Der Mann mit der Fellkappe heißt Joachim Ott (Gunter Schoß) und ist Anfang der 1950er Jahre nach langer sowjetischer Kriegsgefangenschaft in eine Stadt zurückgekehrt, die einmal sein Zuhause und das seiner Familie gewesen ist. Doch nun muss er zusehen, wie seine Frau Bettina (Renate Blume), Laborantin auf besagter Baustelle, und sein kleiner Sohn Jochen (Falko Schreiber) mit einem anderen Mann (Hanns-Jörn Weber) zusammenleben.

Ott ist zutiefst betroffen, geradezu niedergeschlagen, war doch der lang ersehnte Moment des Wiedersehens mit Bettina der einzige Halt, der ihn im berüchtigten Lager Workuta über die ganze schlimme Zeit am Leben erhalten hat. Dennoch kann er seine Frau nicht verurteilen, weiß er doch, dass sie von ihm sechs Jahre lang kein einziges Lebenszeichen erhalten konnte und so annehmen musste, dass er im Krieg an der Ostfront gefallen sei und nie mehr zurückkommen werde.

Ott sucht sich auf einem der größten Bauvorhaben der noch jungen Republik Arbeit – und bekommt rasch heraus, dass der „Neue“ seiner Frau Peter Marzell heißt und die Brigade am neuen Hochofen leitet. Auf der grünen Wiese, wo vor noch nicht langer Zeit Gurken geerntet worden sind, entsteht ein gigantisches Industrierevier zur Herstellung von Roheisen – Symbol für den Aufschwung des Arbeiter- und Bauernstaates und die Hoffnung, das kapitalistische Deutschland im ökonomischen Wettstreit besiegen zu können. Zehn Hochöfen sollen einst im neuen Hüttenwerk stehen, gerade wird der Abstich am ersten vorbereitet.
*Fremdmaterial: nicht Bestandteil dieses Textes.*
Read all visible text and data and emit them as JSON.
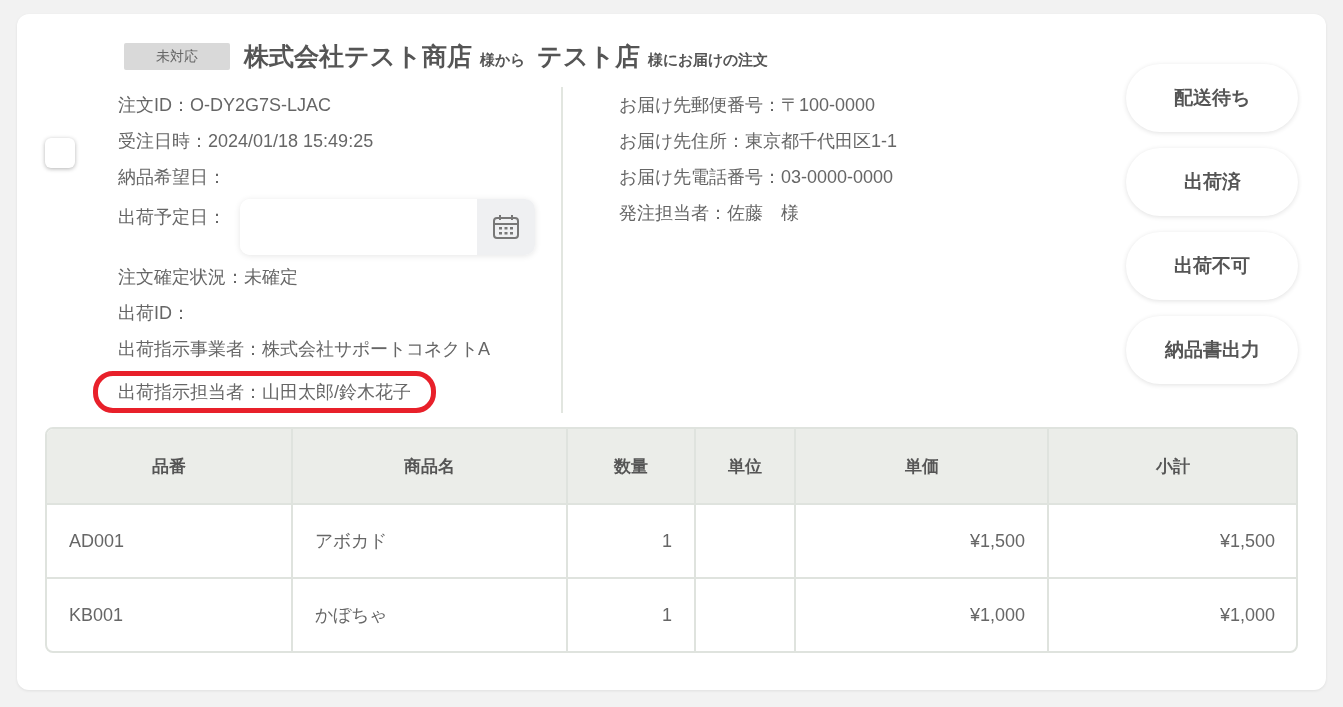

„Wenn die Freunde Sie begnadigt haben“: Baustellenleiter Theuerkauf (Eberhard Mellies), ein KZ-Überlebender mit dem Winkel am Revers, teilt Ott einer bunt zusammengewürfelten Hilfsarbeitertruppe des Betonwerks zu. Die schwere Handarbeit weitgehend ohne maschinelle Hilfe macht Ott weniger zu schaffen als sein fehlender Glaube an eine bessere Zukunft im besseren Deutschland: Verbittert ob der aus seiner Sicht grundlosen Verbannung in den Gulag, der Leutnant war an den Kriegsverbrechen seiner Wehrmachts-Kompagnie in der Ukraine nicht unmittelbar beteiligt, mag er die Sowjetunion nicht als Freund bezeichnen.
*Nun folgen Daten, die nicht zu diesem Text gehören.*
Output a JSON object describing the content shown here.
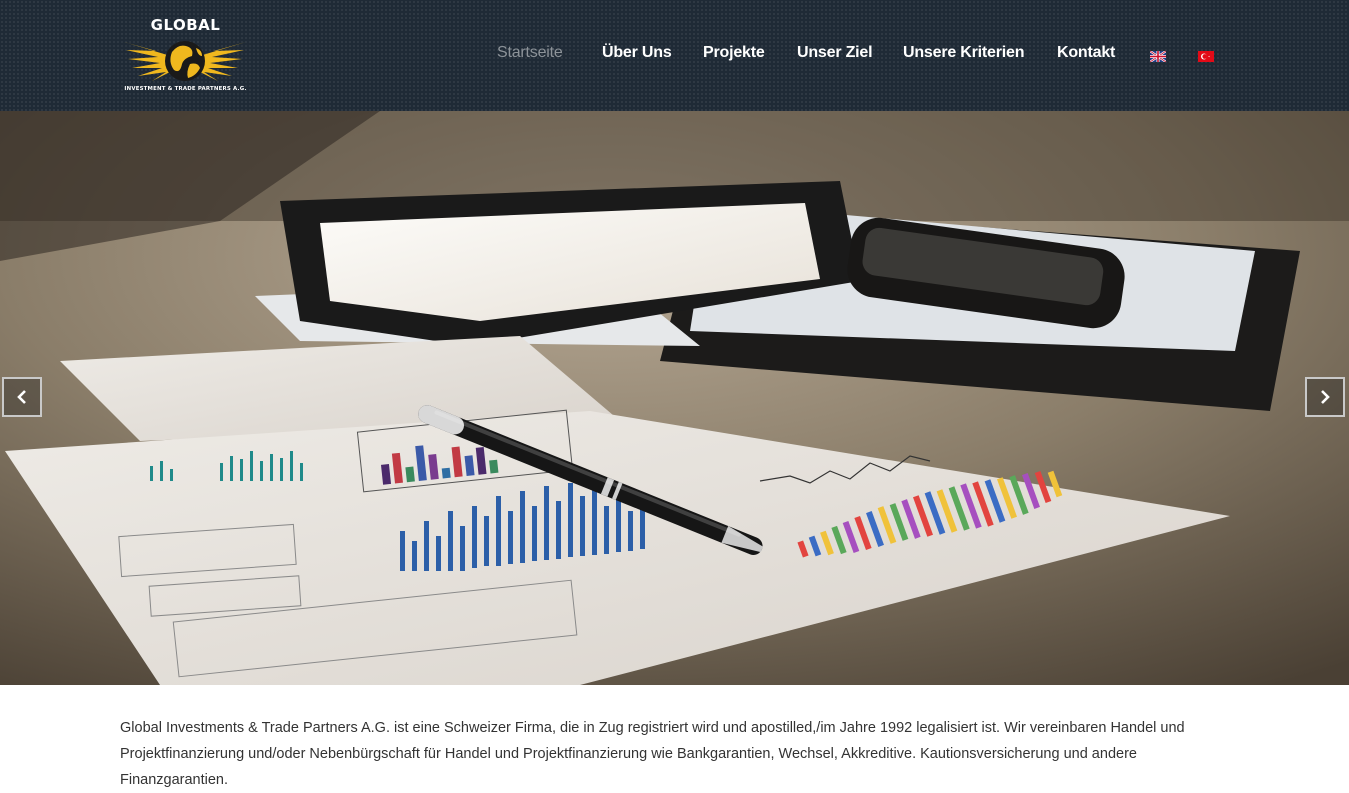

Ott nächtigt in einer Männer-Baracke zusammen mit anderen Arbeitern, muss sich gegen die Zumutungen seines Hochbett-Nachbarn aber erst gewaltsam durchsetzen. Fred Bolz (Klaus Bamberg) vermittelt in dem Streit, er ist so etwas wie der Vorarbeiter der Gruppe, der wie der unschwer an seiner Sprache als Ostpreuße erkennbare Leschek (Dieter Wien) auch Heimatvertriebene angehören, welche höchst unzufrieden sind mit der politischen Ausrichtung des sozialistischen Deutschland.

Als Bettina auf der Baustelle erscheint, um Peter das Mittagessen zu bringen, erkennt sie ihren Mann Joachim – und lässt vor Schreck den Topf auf den Boden fallen. Es ist ein freudiger Schreck, sie fällt Ott sogleich weinend um den Hals. Doch der ist nicht bereit, nach Hause zurückzukehren und gibt Bettina vielmehr zu verstehen, dass sie sich nicht an ihn gebunden fühlen solle. Eine nur scheinbar der Realität geschuldete großherzige Geste. Denn weder für Bettina noch Sohn Jochen, der ein altes Foto vom Vater in Wehrmachtsuniform aus der Schublade herausholt, ist dieses Kapitel abgeschlossen, und für Peter Marzell schon gar nicht, der Ott heimlich durch das Fenster der Baracke beobachtet. Vom Kollegen Lustig (Carl-Hermann Risse) ermuntert, um Bettina zu kämpfen, verspricht Theuerkauf, sich um eine bessere Wohnung zu bemühen.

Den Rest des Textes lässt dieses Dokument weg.